A Richemont, por sua vez, não possui um histórico tão extenso de disputas públicas no Carf, mas o caso atual reforça a complexidade de operações envolvendo marcas de luxo, que frequentemente operam com margens de lucro elevadas no varejo.
Impacto para o futuro
As decisões do Carf em favor da Unilever e da Richemont podem influenciar outros casos semelhantes, especialmente aqueles que envolvem acusações de interposição fraudulenta. Para o advogado Caio César Morato, entrevistado pelo Consultor Jurídico em um caso semelhante, a transparência nas operações e a apresentação de documentação robusta são fatores decisivos para anular multas no Carf.
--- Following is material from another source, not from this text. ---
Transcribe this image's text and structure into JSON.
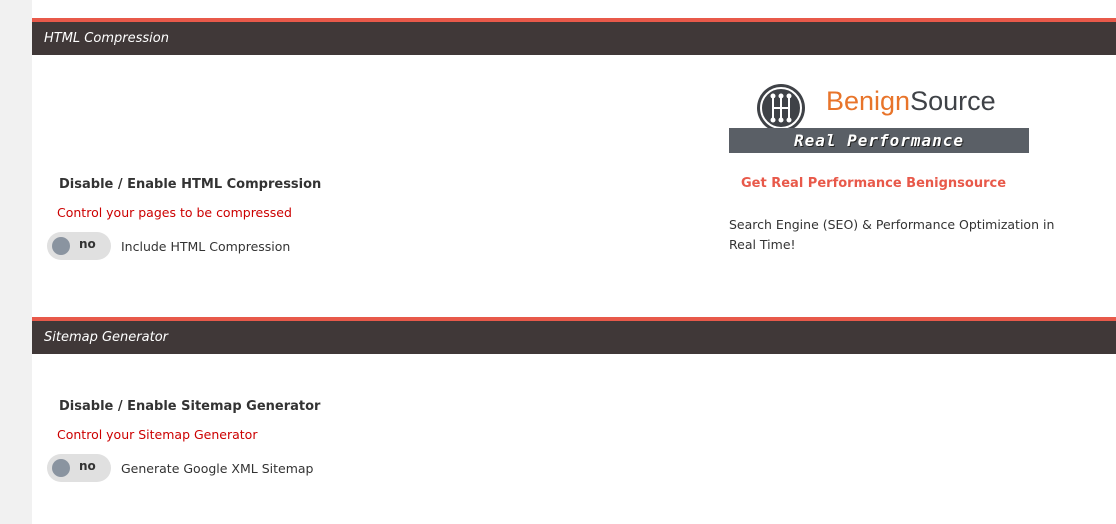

Além disso, os julgamentos reforçam a importância de colegiados especializados e podem pressionar a Receita Federal a aprimorar suas fiscalizações, focando em provas concretas em vez de presunções. Para empresas que operam em grupos econômicos, as decisões trazem maior segurança jurídica, desde que suas operações sejam devidamente documentadas e transparentes.